Serta jangan selalu membuang sampah di tempat penampungan, selain
menimbulkan bau, sarang lalat, dan tikus, juga dapat merusak lingkungan.
Apalagi jika diendapkan di tempat pembuangan akhir sampah, itu akan
lama lapuknya dan dapat menghasilkan zat metana yang apabila tidak
disalurkan bisa meledak seperti yang terjadi di TPA Luwi Gajah.

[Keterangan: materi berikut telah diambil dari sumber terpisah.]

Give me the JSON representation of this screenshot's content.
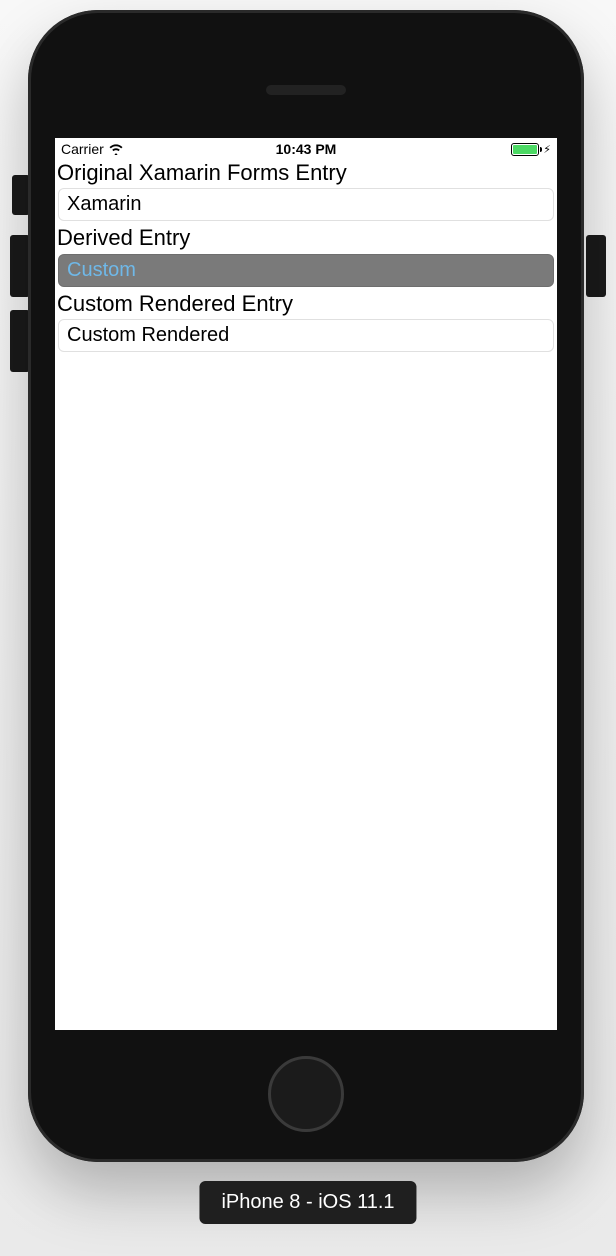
{
  "status_bar": {
    "carrier": "Carrier",
    "time": "10:43 PM"
  },
  "sections": {
    "original": {
      "label": "Original Xamarin Forms Entry",
      "value": "Xamarin"
    },
    "derived": {
      "label": "Derived Entry",
      "value": "Custom"
    },
    "rendered": {
      "label": "Custom Rendered Entry",
      "value": "Custom Rendered"
    }
  },
  "device_label": "iPhone 8 - iOS 11.1"
}
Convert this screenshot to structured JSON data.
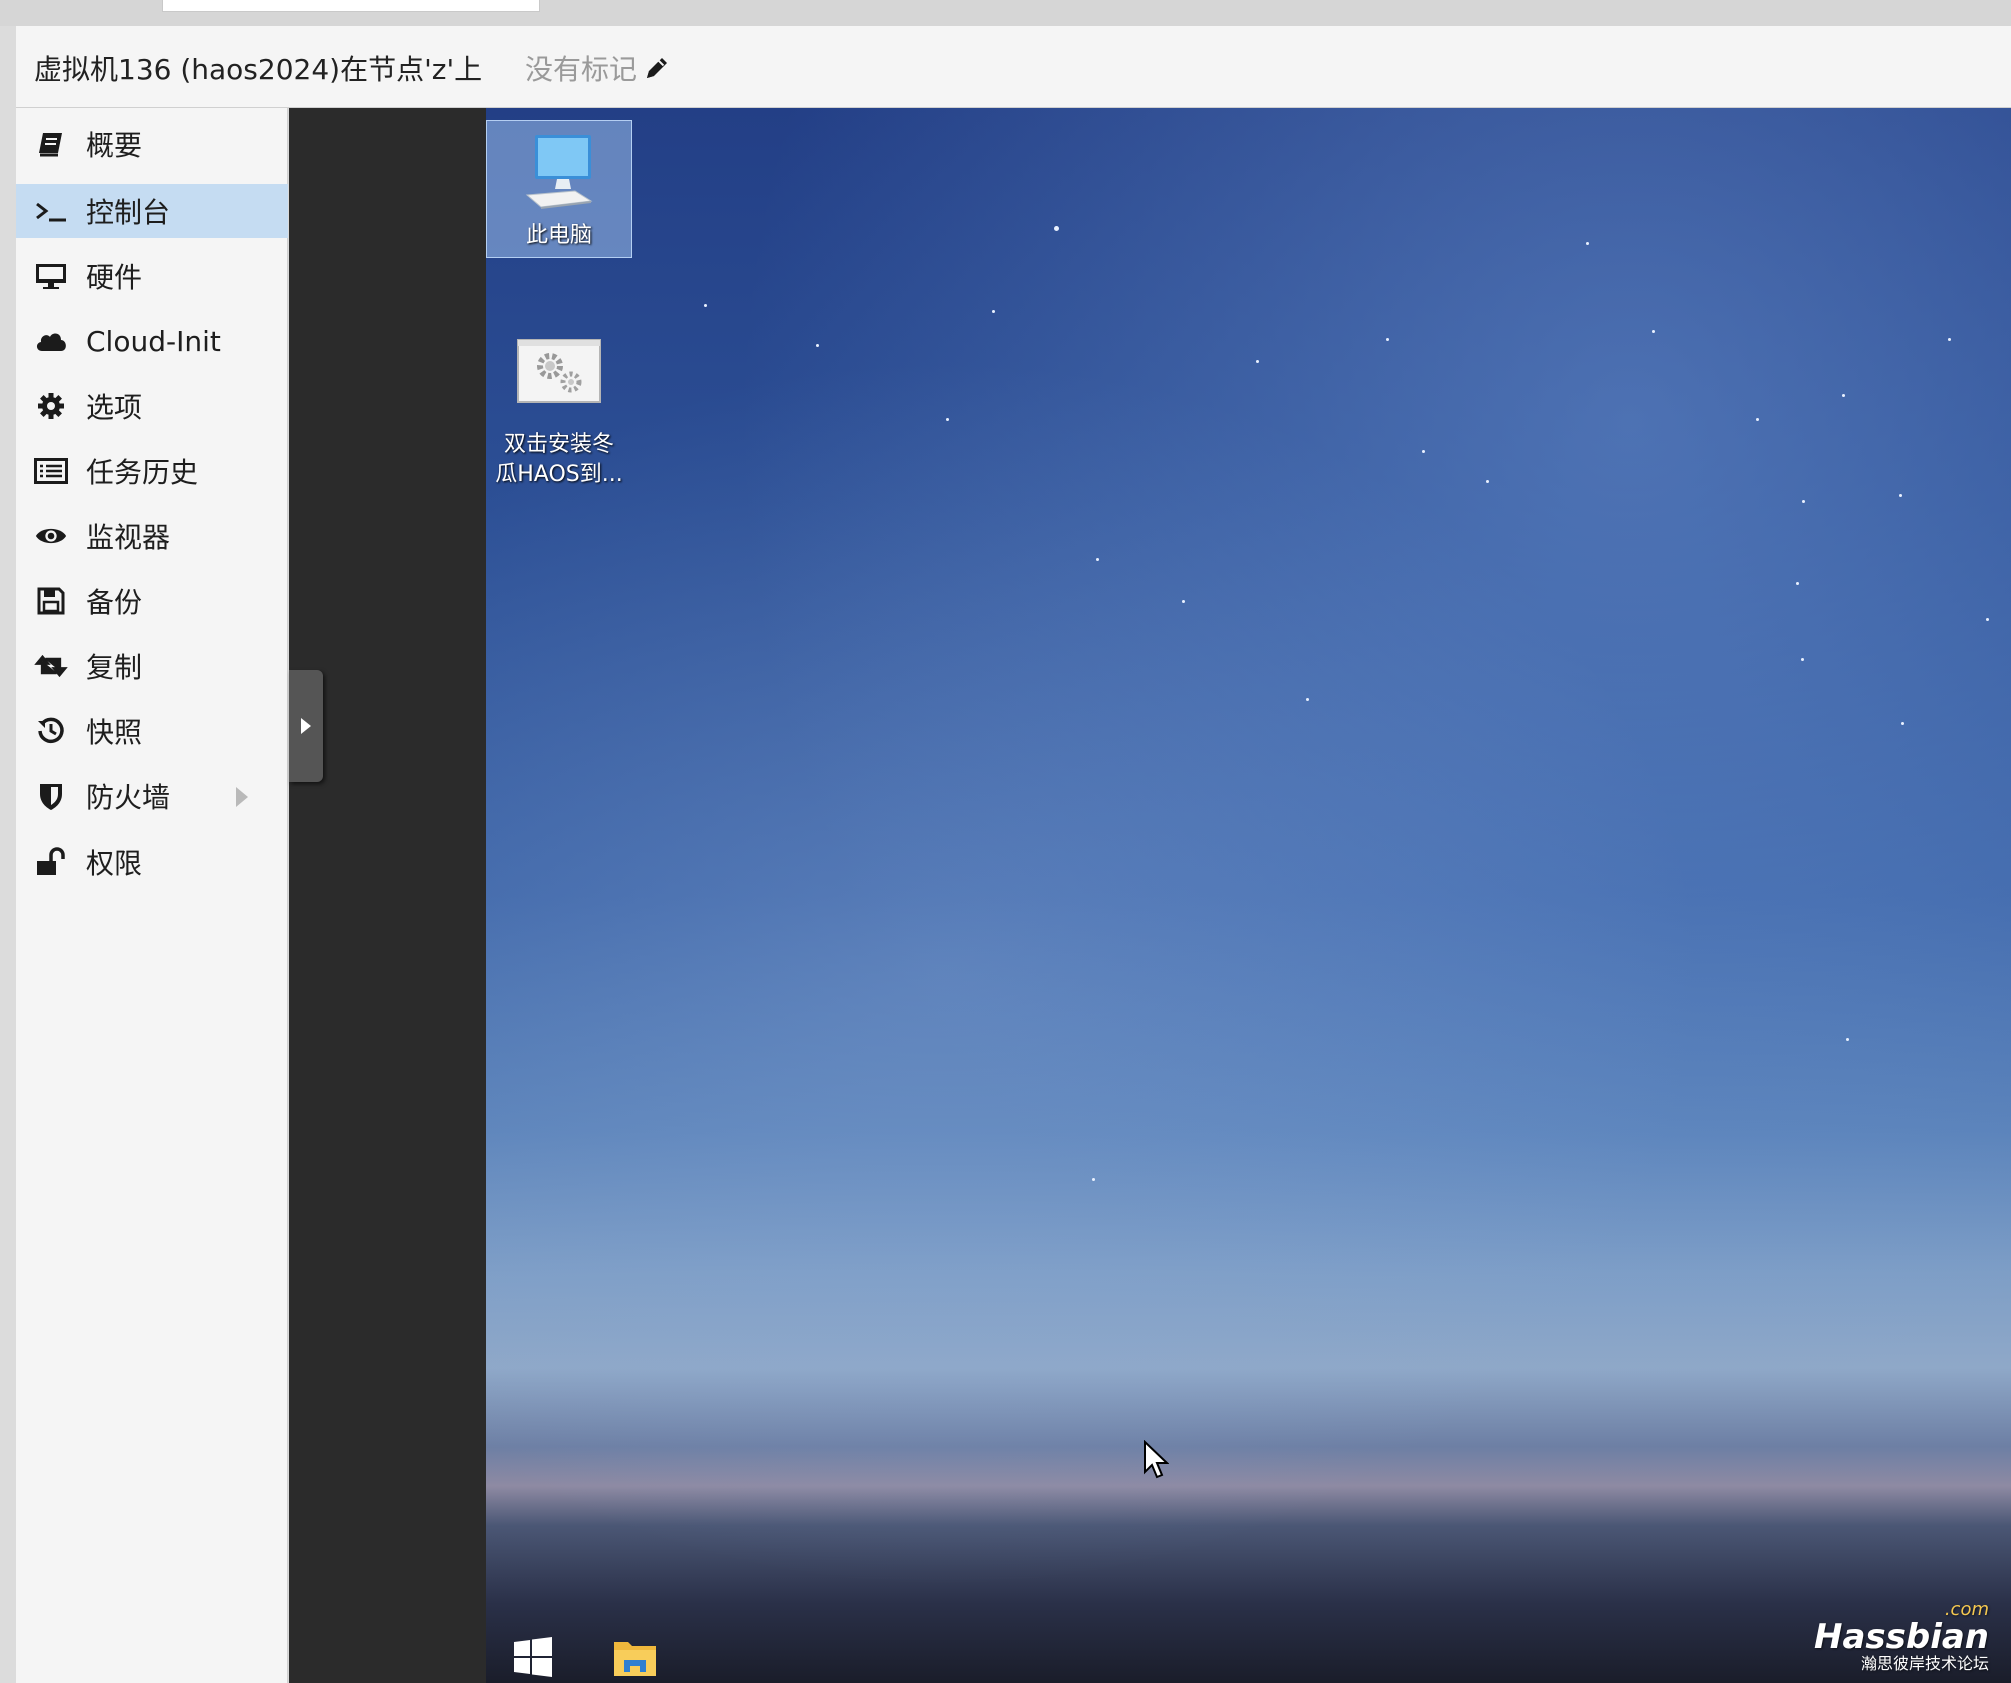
{
  "header": {
    "title": "虚拟机136 (haos2024)在节点'z'上",
    "no_tags": "没有标记"
  },
  "sidebar": {
    "items": [
      {
        "label": "概要",
        "icon": "book-icon"
      },
      {
        "label": "控制台",
        "icon": "terminal-icon",
        "active": true
      },
      {
        "label": "硬件",
        "icon": "desktop-icon"
      },
      {
        "label": "Cloud-Init",
        "icon": "cloud-icon"
      },
      {
        "label": "选项",
        "icon": "gear-icon"
      },
      {
        "label": "任务历史",
        "icon": "list-icon"
      },
      {
        "label": "监视器",
        "icon": "eye-icon"
      },
      {
        "label": "备份",
        "icon": "floppy-disk-icon"
      },
      {
        "label": "复制",
        "icon": "retweet-icon"
      },
      {
        "label": "快照",
        "icon": "history-icon"
      },
      {
        "label": "防火墙",
        "icon": "shield-icon",
        "expandable": true
      },
      {
        "label": "权限",
        "icon": "unlock-icon"
      }
    ],
    "active_color": "#c5dcf2"
  },
  "desktop": {
    "icons": [
      {
        "label": "此电脑",
        "icon": "computer-icon",
        "selected": true
      },
      {
        "label_line1": "双击安装冬",
        "label_line2": "瓜HAOS到...",
        "icon": "setup-gears-icon"
      }
    ],
    "taskbar": [
      "windows-start-icon",
      "file-explorer-icon"
    ]
  },
  "watermark": {
    "com": ".com",
    "main": "Hassbian",
    "sub": "瀚思彼岸技术论坛"
  }
}
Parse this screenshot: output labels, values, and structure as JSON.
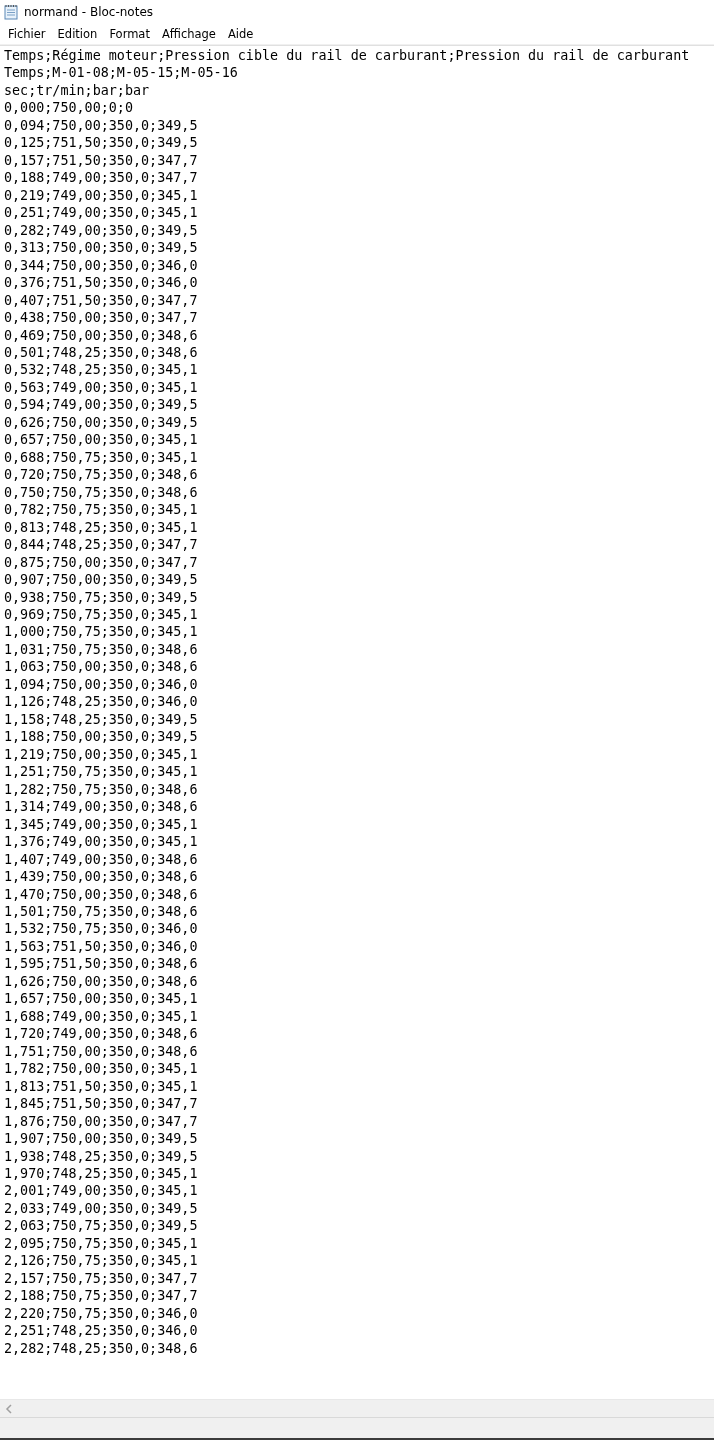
{
  "window": {
    "title": "normand - Bloc-notes"
  },
  "menu": [
    "Fichier",
    "Edition",
    "Format",
    "Affichage",
    "Aide"
  ],
  "document": {
    "lines": [
      "Temps;Régime moteur;Pression cible du rail de carburant;Pression du rail de carburant",
      "Temps;M-01-08;M-05-15;M-05-16",
      "sec;tr/min;bar;bar",
      "0,000;750,00;0;0",
      "0,094;750,00;350,0;349,5",
      "0,125;751,50;350,0;349,5",
      "0,157;751,50;350,0;347,7",
      "0,188;749,00;350,0;347,7",
      "0,219;749,00;350,0;345,1",
      "0,251;749,00;350,0;345,1",
      "0,282;749,00;350,0;349,5",
      "0,313;750,00;350,0;349,5",
      "0,344;750,00;350,0;346,0",
      "0,376;751,50;350,0;346,0",
      "0,407;751,50;350,0;347,7",
      "0,438;750,00;350,0;347,7",
      "0,469;750,00;350,0;348,6",
      "0,501;748,25;350,0;348,6",
      "0,532;748,25;350,0;345,1",
      "0,563;749,00;350,0;345,1",
      "0,594;749,00;350,0;349,5",
      "0,626;750,00;350,0;349,5",
      "0,657;750,00;350,0;345,1",
      "0,688;750,75;350,0;345,1",
      "0,720;750,75;350,0;348,6",
      "0,750;750,75;350,0;348,6",
      "0,782;750,75;350,0;345,1",
      "0,813;748,25;350,0;345,1",
      "0,844;748,25;350,0;347,7",
      "0,875;750,00;350,0;347,7",
      "0,907;750,00;350,0;349,5",
      "0,938;750,75;350,0;349,5",
      "0,969;750,75;350,0;345,1",
      "1,000;750,75;350,0;345,1",
      "1,031;750,75;350,0;348,6",
      "1,063;750,00;350,0;348,6",
      "1,094;750,00;350,0;346,0",
      "1,126;748,25;350,0;346,0",
      "1,158;748,25;350,0;349,5",
      "1,188;750,00;350,0;349,5",
      "1,219;750,00;350,0;345,1",
      "1,251;750,75;350,0;345,1",
      "1,282;750,75;350,0;348,6",
      "1,314;749,00;350,0;348,6",
      "1,345;749,00;350,0;345,1",
      "1,376;749,00;350,0;345,1",
      "1,407;749,00;350,0;348,6",
      "1,439;750,00;350,0;348,6",
      "1,470;750,00;350,0;348,6",
      "1,501;750,75;350,0;348,6",
      "1,532;750,75;350,0;346,0",
      "1,563;751,50;350,0;346,0",
      "1,595;751,50;350,0;348,6",
      "1,626;750,00;350,0;348,6",
      "1,657;750,00;350,0;345,1",
      "1,688;749,00;350,0;345,1",
      "1,720;749,00;350,0;348,6",
      "1,751;750,00;350,0;348,6",
      "1,782;750,00;350,0;345,1",
      "1,813;751,50;350,0;345,1",
      "1,845;751,50;350,0;347,7",
      "1,876;750,00;350,0;347,7",
      "1,907;750,00;350,0;349,5",
      "1,938;748,25;350,0;349,5",
      "1,970;748,25;350,0;345,1",
      "2,001;749,00;350,0;345,1",
      "2,033;749,00;350,0;349,5",
      "2,063;750,75;350,0;349,5",
      "2,095;750,75;350,0;345,1",
      "2,126;750,75;350,0;345,1",
      "2,157;750,75;350,0;347,7",
      "2,188;750,75;350,0;347,7",
      "2,220;750,75;350,0;346,0",
      "2,251;748,25;350,0;346,0",
      "2,282;748,25;350,0;348,6"
    ]
  }
}
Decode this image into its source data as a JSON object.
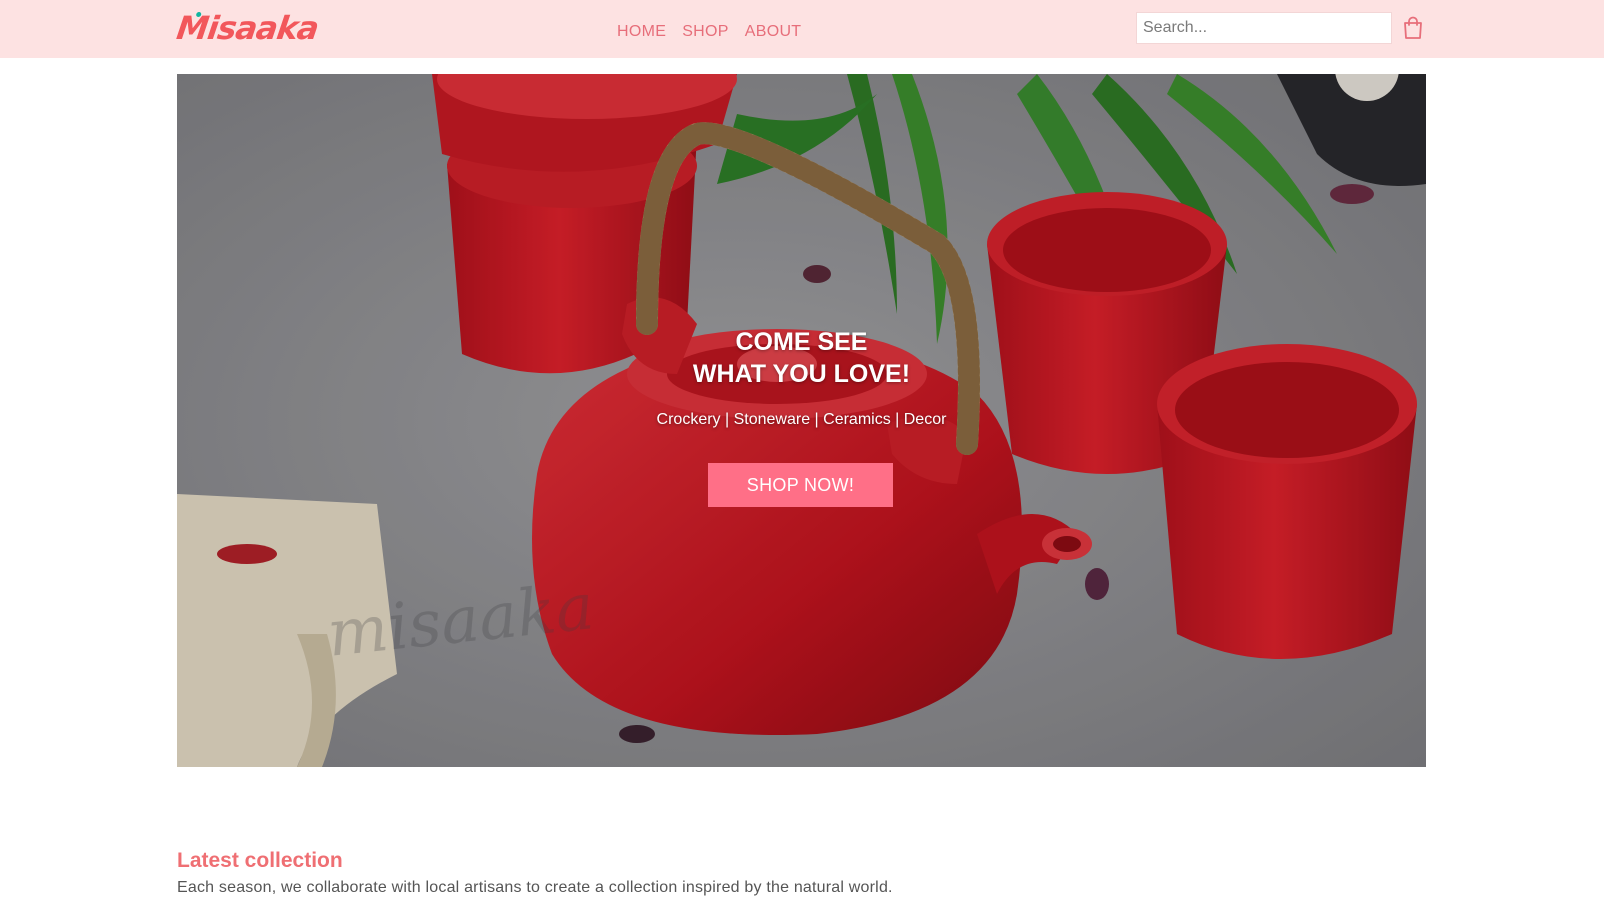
{
  "brand": {
    "logo_text": "Misaaka",
    "logo_color": "#f2575b",
    "accent_dot_color": "#12b5a0"
  },
  "nav": {
    "links": [
      {
        "label": "HOME"
      },
      {
        "label": "SHOP"
      },
      {
        "label": "ABOUT"
      }
    ],
    "link_color": "#e76e7a",
    "background": "#fde2e2"
  },
  "search": {
    "placeholder": "Search...",
    "value": ""
  },
  "cart": {
    "icon": "shopping-bag-icon"
  },
  "hero": {
    "title_line1": "COME SEE",
    "title_line2": "WHAT YOU LOVE!",
    "subtitle": "Crockery | Stoneware | Ceramics | Decor",
    "cta_label": "SHOP NOW!",
    "cta_color": "#ff6f87",
    "image": "red-teapot-and-cups-photo",
    "watermark": "misaaka"
  },
  "latest": {
    "title": "Latest collection",
    "description": "Each season, we collaborate with local artisans to create a collection inspired by the natural world."
  }
}
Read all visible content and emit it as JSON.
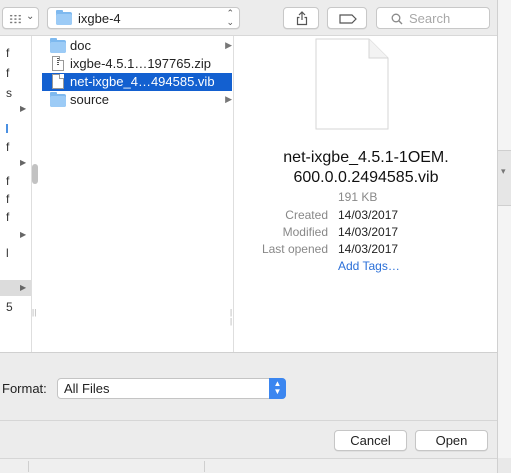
{
  "toolbar": {
    "location": "ixgbe-4",
    "search_placeholder": "Search"
  },
  "sidebar_fragments": [
    "f",
    "f",
    "s",
    "f",
    "f",
    "f",
    "f",
    "l",
    "5"
  ],
  "files": [
    {
      "name": "doc",
      "kind": "folder",
      "selected": false
    },
    {
      "name": "ixgbe-4.5.1…197765.zip",
      "kind": "zip",
      "selected": false
    },
    {
      "name": "net-ixgbe_4…494585.vib",
      "kind": "document",
      "selected": true
    },
    {
      "name": "source",
      "kind": "folder",
      "selected": false
    }
  ],
  "preview": {
    "name_line1": "net-ixgbe_4.5.1-1OEM.",
    "name_line2": "600.0.0.2494585.vib",
    "size": "191 KB",
    "created_label": "Created",
    "created_value": "14/03/2017",
    "modified_label": "Modified",
    "modified_value": "14/03/2017",
    "last_opened_label": "Last opened",
    "last_opened_value": "14/03/2017",
    "add_tags": "Add Tags…"
  },
  "format": {
    "label": "Format:",
    "value": "All Files"
  },
  "buttons": {
    "cancel": "Cancel",
    "open": "Open"
  },
  "colors": {
    "selection": "#1360d0",
    "accent": "#3b86f0",
    "link": "#2a6fd8"
  }
}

Teknologi ini bisa diterapkan di mana saja?
Karena sejak awal saya
memikirkan bahwa ini sangat mudah untuk diterapkan, maka tidak ada
alasan bagi orang yang membuang sampah dan menggunakan air untuk tidak
melakukannya. Artinya setiap orang yang menghasilkan sampah dan
menggunkan air maka semua wajib memproses sampahnya sendiri, jangan
dibuang ke tempat lain, demikian juga dengan air. Mau lahannya sudah
ditutup oleh bangunan ataupun jalan, apalagi yang masih terbuka harus
melakukan cara ini. Kenapa ini diwajibkan, jangankan yang tertutup
dengan bidang kedap yang dibuat manusia, lahan pertanian dan perkebunan
yang masih kosong saja teknologinya membuat kelebihan air untuk dibuang.
Dengan teknologi ini
semua orang dapat memanfaatkan air yang sangat dibutuhkan oleh kehidupan
di mana saja. Karena curah hujan ini tidak hanya jatuh dikawasan situ
saja, sehingga yang paling gampang agar tidak membebani lingkungan,
semua orang harus membuat peresapan itu dengan baik. Setelah saya
terangkan dengan mudah, diharapkan ini bisa diterapkan oleh semua orang.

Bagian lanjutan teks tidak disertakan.